Kimbrough, a regular presence in national media on higher education issues, would be virtually guaranteed funding as a principal investigator on criminal justice reform projects; if only because the DOJ could rely on his public platform to amplify their funding priorities in minority communities like NOLA.



Presidents should have a personal stake in promoting the justice work of faculty, students, staff and alumni

Last month, Kimbrough wrote in the Chronicle of Higher Education about the complex questions surrounding reopening campuses given the disparate impact of the virus on black communities. But his remarks did not mention the work of Dillard’s Minority Health and Health Disparities Research Center, which a month prior to his editorial, was among the first HBCUs in the nation to author a white paper on the connection between coronavirus and comorbidities in black communities throughout Louisiana, among the nation’s earliest identified COVID-19 infection hotspots.

Since that editorial, the research center partnered with the New Orleans Health Department to offer free COVID-19 testing in late May, to which Kimbrough dedicated several tweets and spotlight through his Medium account.

If the conversation is about going beyond statements and using platforms to promote work, how much would Dillard and other HBCUs benefit from wider exposure of their activity in the social justice space?

Can HBCU presidents and chancellors, some who through contracting with public relations firms or visibility on social media now have an increasing presence in traditional media on issues of social justice, be more willing to cite their own campuses in their own words as examples of social justice in action and deed?

Presidents should make social justice a measurable part of the academic mandate

There are few industries for which HBCU students are being trained where social and racial justice are not issues, but is that reality embedded into the academic delivery culture of campuses? It may be present in teaching and learning, but is it part of how faculty and staff are reviewed for merit, tenure, and promotion?

Is it part of how students are measured for academic proficiency or social service? Is it part of how we define alumni giving and partnership with the university?
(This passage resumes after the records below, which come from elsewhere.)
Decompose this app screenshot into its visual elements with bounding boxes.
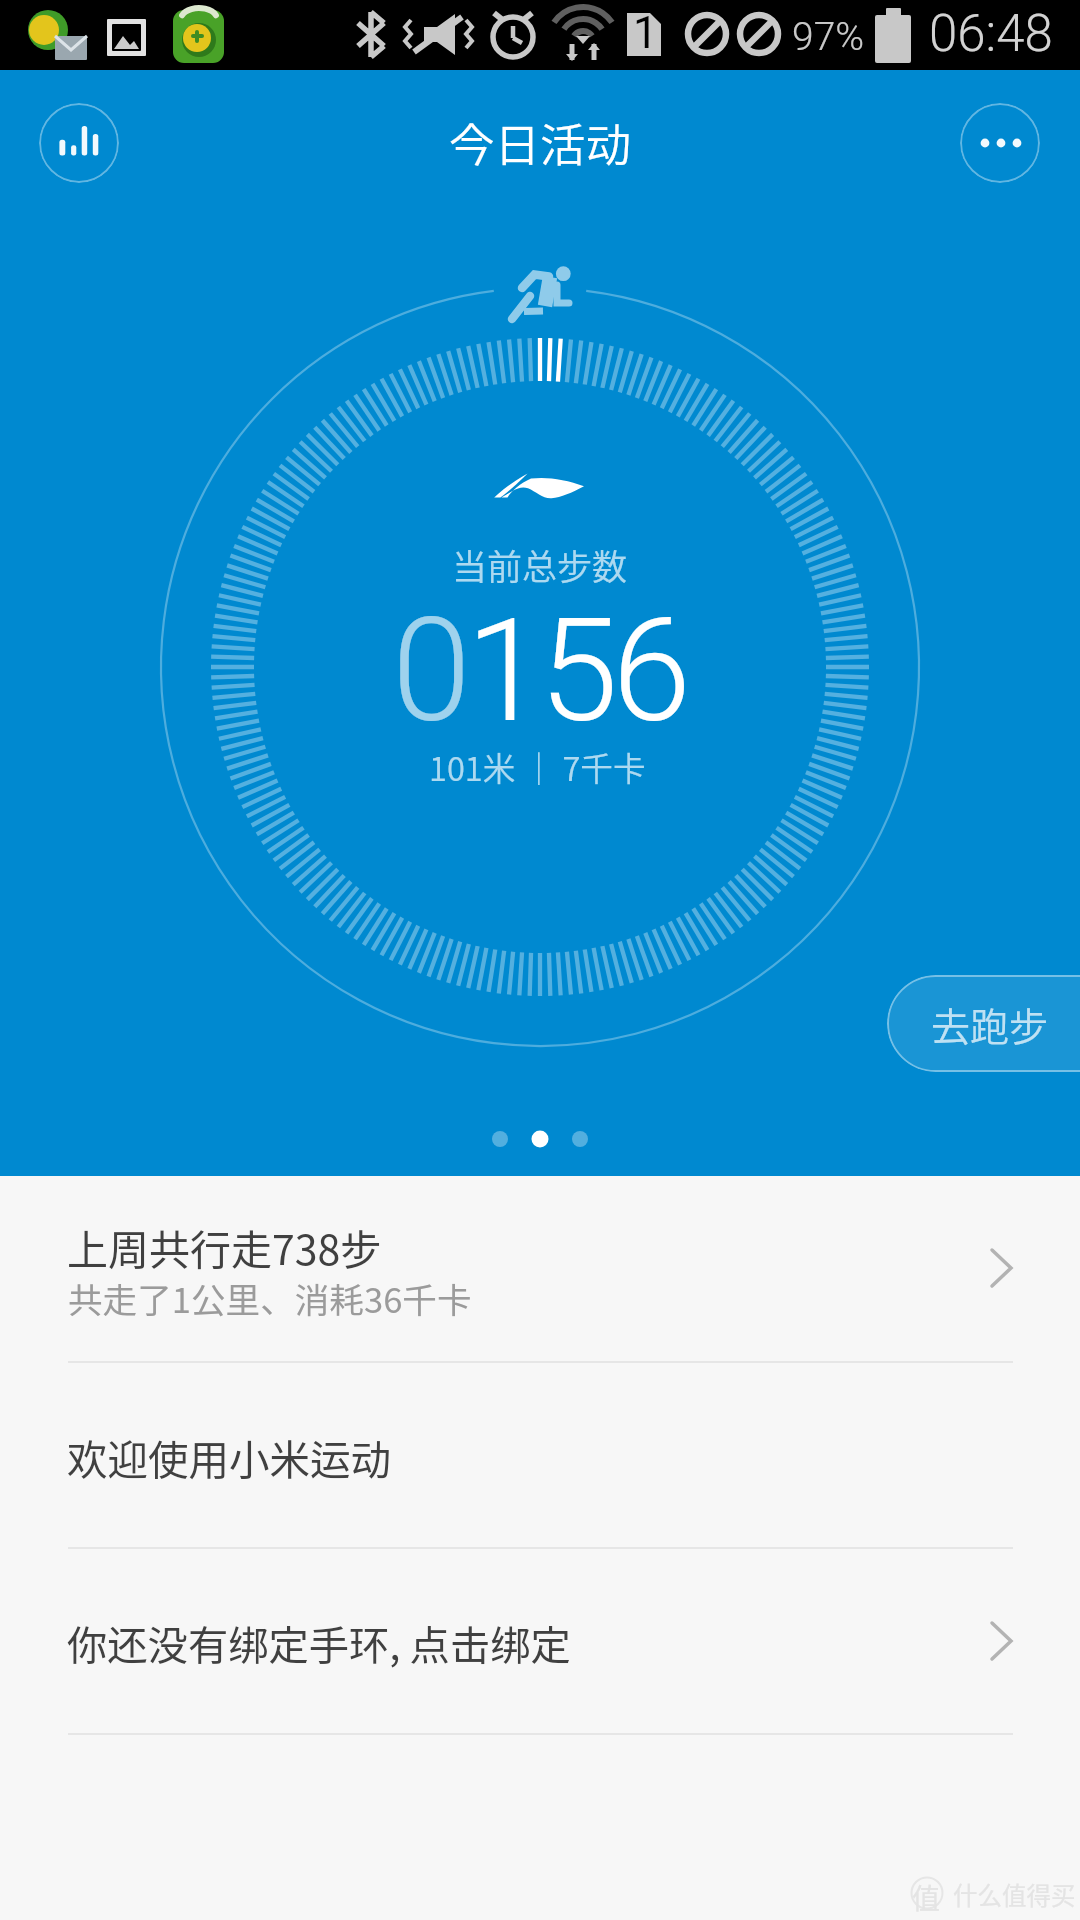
staticText: 156	[466, 588, 686, 754]
staticText: 97%	[792, 14, 865, 60]
staticText: 欢迎使用小米运动	[67, 1428, 391, 1487]
staticText: 当前总步数	[452, 539, 628, 590]
button[interactable]: 欢迎使用小米运动	[0, 1363, 1080, 1547]
staticText: 上周共行走738步	[67, 1217, 382, 1276]
staticText: 去跑步	[931, 996, 1049, 1052]
button[interactable]: 去跑步	[887, 975, 1080, 1072]
staticText: 101米 ｜ 7千卡	[429, 743, 646, 790]
button[interactable]: 你还没有绑定手环, 点击绑定	[0, 1549, 1080, 1733]
staticText: 值	[912, 1877, 941, 1918]
staticText: 0	[392, 588, 466, 754]
staticText: 1	[633, 7, 658, 59]
staticText: 你还没有绑定手环, 点击绑定	[67, 1613, 571, 1671]
staticText: 什么值得买	[953, 1877, 1076, 1912]
button[interactable]: Statistics	[39, 103, 119, 183]
staticText: 今日活动	[449, 109, 632, 175]
staticText: 06:48	[929, 4, 1053, 64]
button[interactable]: More options	[960, 103, 1040, 183]
button[interactable]: 上周共行走738步	[0, 1176, 1080, 1361]
staticText: 共走了1公里、消耗36千卡	[68, 1273, 472, 1323]
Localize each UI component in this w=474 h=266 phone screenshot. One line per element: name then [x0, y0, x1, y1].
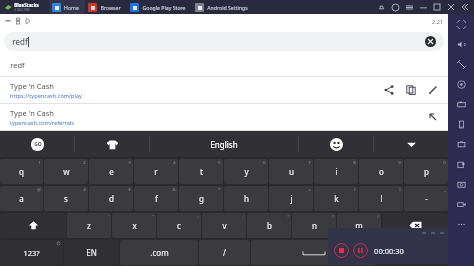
- button[interactable]: f: [134, 186, 178, 211]
- button[interactable]: Minimize: [428, 228, 437, 237]
- button[interactable]: More: [448, 214, 474, 234]
- button[interactable]: Type 'n Cash: [0, 104, 448, 130]
- button[interactable]: n: [292, 213, 336, 238]
- staticText: 7: [308, 160, 311, 166]
- button[interactable]: z: [67, 213, 111, 238]
- button[interactable]: Rotate: [448, 54, 474, 74]
- staticText: d: [109, 193, 114, 204]
- button[interactable]: Keyboard option: [374, 131, 448, 157]
- button[interactable]: Collapse: [458, 0, 472, 14]
- button[interactable]: g: [179, 186, 223, 211]
- staticText: -: [264, 187, 266, 193]
- button[interactable]: v: [202, 213, 246, 238]
- staticText: j: [290, 193, 293, 204]
- button[interactable]: Keyboard option: [0, 131, 74, 157]
- button[interactable]: Google Play Store: [127, 0, 192, 14]
- button[interactable]: Share: [380, 81, 398, 99]
- staticText: *: [218, 187, 221, 193]
- button[interactable]: Android Settings: [192, 0, 254, 14]
- staticText: 123?: [23, 248, 40, 258]
- button[interactable]: c: [157, 213, 201, 238]
- staticText: a: [19, 193, 24, 204]
- button[interactable]: u: [269, 159, 313, 184]
- button[interactable]: t: [179, 159, 223, 184]
- button[interactable]: Pause recording: [353, 243, 368, 258]
- button[interactable]: p: [404, 159, 448, 184]
- button[interactable]: d: [89, 186, 133, 211]
- staticText: s: [64, 193, 68, 204]
- staticText: w: [63, 166, 70, 177]
- button[interactable]: Shift: [0, 213, 66, 238]
- button[interactable]: q: [0, 159, 43, 184]
- button[interactable]: r: [134, 159, 178, 184]
- staticText: :: [197, 214, 199, 220]
- button[interactable]: x: [112, 213, 156, 238]
- button[interactable]: Record: [448, 194, 474, 214]
- button[interactable]: Home: [49, 0, 85, 14]
- staticText: 8: [353, 160, 356, 166]
- button[interactable]: Menu: [402, 0, 416, 14]
- button[interactable]: s: [44, 186, 88, 211]
- staticText: @: [37, 187, 41, 193]
- button[interactable]: Browser: [85, 0, 127, 14]
- button[interactable]: Screenshot: [448, 174, 474, 194]
- button[interactable]: redf: [0, 54, 448, 76]
- button[interactable]: w: [44, 159, 88, 184]
- staticText: t: [200, 166, 203, 177]
- button[interactable]: Copy: [448, 134, 474, 154]
- button[interactable]: 123?: [0, 240, 63, 265]
- staticText: redf: [12, 36, 28, 47]
- button[interactable]: Type 'n Cash: [0, 77, 448, 103]
- staticText: i: [335, 166, 338, 177]
- button[interactable]: .com: [120, 240, 198, 265]
- staticText: /: [377, 214, 379, 220]
- staticText: ): [399, 187, 401, 193]
- button[interactable]: l: [359, 186, 403, 211]
- button[interactable]: /: [199, 240, 250, 265]
- button[interactable]: Close: [437, 228, 446, 237]
- staticText: +: [308, 187, 311, 193]
- button[interactable]: e: [89, 159, 133, 184]
- staticText: h: [244, 193, 249, 204]
- button[interactable]: Keyboard option: [299, 131, 373, 157]
- button[interactable]: Notifications: [374, 0, 388, 14]
- staticText: y: [244, 166, 249, 177]
- button[interactable]: Keyboard option: [75, 131, 149, 157]
- button[interactable]: Stop recording: [334, 243, 349, 258]
- button[interactable]: Minimize: [416, 0, 430, 14]
- button[interactable]: y: [224, 159, 268, 184]
- button[interactable]: i: [314, 159, 358, 184]
- button[interactable]: Fill query: [424, 108, 442, 126]
- button[interactable]: a: [0, 186, 43, 211]
- button[interactable]: Info: [388, 0, 402, 14]
- staticText: f: [155, 193, 158, 204]
- button[interactable]: redf: [4, 32, 444, 51]
- button[interactable]: Close: [444, 0, 458, 14]
- button[interactable]: m: [337, 213, 381, 238]
- button[interactable]: Fullscreen: [448, 14, 474, 34]
- button[interactable]: Share: [448, 154, 474, 174]
- button[interactable]: Backspace: [382, 213, 448, 238]
- staticText: b: [267, 220, 272, 231]
- button[interactable]: Maximize: [430, 0, 444, 14]
- button[interactable]: -: [404, 186, 448, 211]
- staticText: v: [222, 220, 227, 231]
- button[interactable]: Keyboard option: [150, 131, 298, 157]
- button[interactable]: Edit: [424, 81, 442, 99]
- button[interactable]: Clear: [425, 36, 436, 47]
- button[interactable]: o: [359, 159, 403, 184]
- button[interactable]: Resize: [419, 228, 428, 237]
- staticText: Google Play Store: [142, 4, 186, 11]
- button[interactable]: Location: [448, 74, 474, 94]
- staticText: 2:21: [432, 18, 443, 25]
- button[interactable]: b: [247, 213, 291, 238]
- button[interactable]: Volume: [448, 34, 474, 54]
- button[interactable]: Camera: [448, 94, 474, 114]
- button[interactable]: Space: [251, 240, 376, 265]
- button[interactable]: k: [314, 186, 358, 211]
- button[interactable]: Device: [448, 114, 474, 134]
- button[interactable]: Copy: [402, 81, 420, 99]
- button[interactable]: h: [224, 186, 268, 211]
- button[interactable]: EN: [64, 240, 119, 265]
- button[interactable]: j: [269, 186, 313, 211]
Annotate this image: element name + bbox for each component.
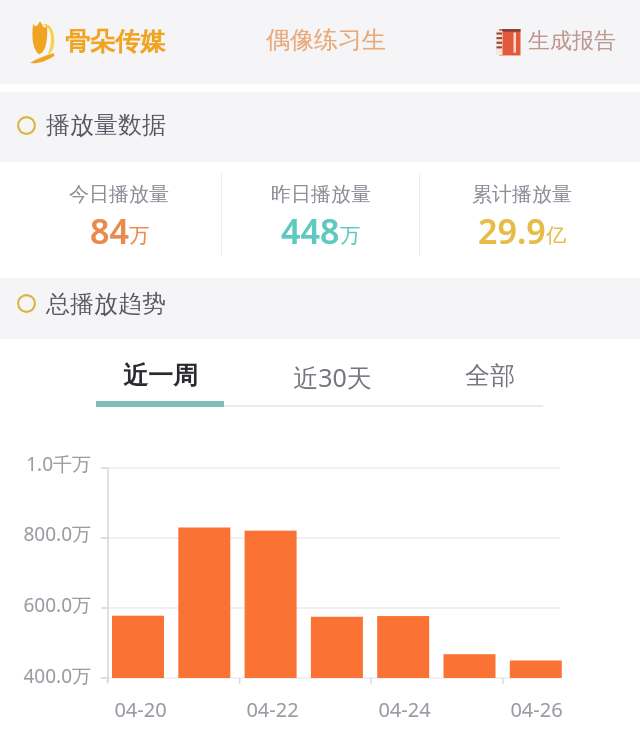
button[interactable]: 近30天 (267, 339, 397, 412)
staticText: 万 (340, 223, 360, 248)
staticText: 播放量数据 (46, 110, 166, 140)
staticText: 近30天 (293, 360, 372, 394)
staticText: 04-26 (510, 696, 563, 723)
staticText: 600.0万 (23, 592, 91, 618)
button[interactable]: 生成报告 (496, 28, 616, 56)
staticText: 04-20 (114, 696, 167, 723)
staticText: 生成报告 (528, 27, 616, 55)
staticText: 近一周 (123, 360, 198, 391)
staticText: 448 (281, 208, 340, 254)
staticText: 全部 (465, 360, 515, 391)
staticText: 骨朵传媒 (65, 26, 165, 57)
button[interactable]: 偶像练习生 (266, 25, 386, 55)
staticText: 亿 (546, 223, 566, 248)
staticText: 今日播放量 (69, 182, 169, 207)
button[interactable]: 今日播放量 (18, 162, 220, 278)
button[interactable]: 累计播放量 (421, 162, 622, 278)
button[interactable]: 近一周 (96, 339, 224, 412)
button[interactable]: 骨朵传媒 (30, 20, 165, 64)
staticText: 昨日播放量 (271, 182, 371, 207)
button[interactable]: 全部 (430, 339, 550, 412)
staticText: 800.0万 (23, 521, 91, 547)
staticText: 1.0千万 (26, 451, 91, 477)
staticText: 29.9 (478, 208, 546, 254)
staticText: 04-22 (246, 696, 299, 723)
staticText: 累计播放量 (472, 182, 572, 207)
staticText: 万 (129, 223, 149, 248)
staticText: 总播放趋势 (46, 289, 166, 319)
staticText: 400.0万 (23, 663, 91, 689)
staticText: 84 (90, 208, 129, 254)
staticText: 04-24 (378, 696, 431, 723)
other: 生成报告 (496, 28, 521, 56)
button[interactable]: 昨日播放量 (220, 162, 421, 278)
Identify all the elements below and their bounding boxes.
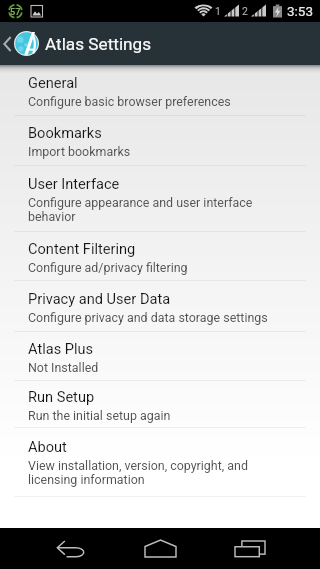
staticText: 3:53 (287, 3, 314, 19)
staticText: About (28, 438, 67, 455)
button[interactable]: Atlas Plus (0, 332, 320, 380)
staticText: Configure appearance and user interface … (28, 195, 278, 225)
staticText: Import bookmarks (28, 144, 131, 159)
staticText: 2 (242, 5, 248, 17)
staticText: Atlas Settings (45, 34, 152, 54)
button[interactable]: Content Filtering (0, 232, 320, 280)
button[interactable]: Run Setup (0, 381, 320, 427)
staticText: Configure ad/privacy filtering (28, 260, 188, 275)
staticText: Run the initial setup again (28, 408, 171, 423)
button[interactable]: Recent apps (220, 528, 280, 569)
button[interactable]: Navigate up (0, 22, 320, 65)
button[interactable]: Home (130, 528, 190, 569)
button[interactable]: Privacy and User Data (0, 281, 320, 331)
button[interactable]: Back (41, 528, 101, 569)
button[interactable]: User Interface (0, 166, 320, 231)
staticText: Bookmarks (28, 124, 102, 141)
staticText: General (28, 74, 78, 91)
button[interactable]: General (0, 65, 320, 115)
staticText: Atlas Plus (28, 340, 94, 357)
staticText: 1 (215, 5, 221, 17)
button[interactable]: Bookmarks (0, 116, 320, 165)
staticText: Privacy and User Data (28, 290, 171, 307)
staticText: Not Installed (28, 360, 99, 375)
staticText: 57 (10, 6, 21, 17)
staticText: Run Setup (28, 388, 95, 405)
staticText: User Interface (28, 175, 120, 192)
staticText: Configure privacy and data storage setti… (28, 310, 268, 325)
staticText: View installation, version, copyright, a… (28, 458, 278, 488)
button[interactable]: About (0, 428, 320, 496)
staticText: Configure basic browser preferences (28, 94, 231, 109)
staticText: Content Filtering (28, 240, 136, 257)
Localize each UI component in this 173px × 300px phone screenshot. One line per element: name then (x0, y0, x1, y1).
As commenter John Wilson posted in Kimbrough’s Inside Higher Ed article:

While I appreciate this statement against mere statements, the question is, what can colleges actually do about police brutality? The answer is that colleges can use their academic structures to address the issue of police brutality. The answer, I think, is to create interdisciplinary academic programs devoted to stopping police brutality, to promote the academic study of police brutality, develop training programs for police to avoid brutality, develop training programs for activists to fight police brutality, help journalists learn how to cover police brutality, work with law students to help victims file complaints and lawsuits against police, and much more. So I would challenge President Kimbrough and all the other college presidents who are making statements like this. Will you commit to creating academic programs to fight police brutality?

While it may not be simple to reconstruct academic programs and training around police brutality and criminal justice reform when the same should be done for public health disparities, financial inequities, voter disenfranchisement, housing discrimination, labor access, race and gender-based wage gaps, lack of representation in mass media, sexual and gender identity discrimination, educational discipline disparities, racial disparities in environmental toxicity, disparities in start-up capital and investment for black entrepreneurs, lack of representation in corporate leadership, broadband access, food deserts and more, Wilson’s point is essential; force your faculty to teach the strategies of defeating these evils, make your students learn them, and judge their proficiency on the outcomes they create for Black America locally and beyond.

Will Dillard lead the conversation or was minimizing the value of statements in moments of crisis the slickest way to deliver more of the thing we need the least?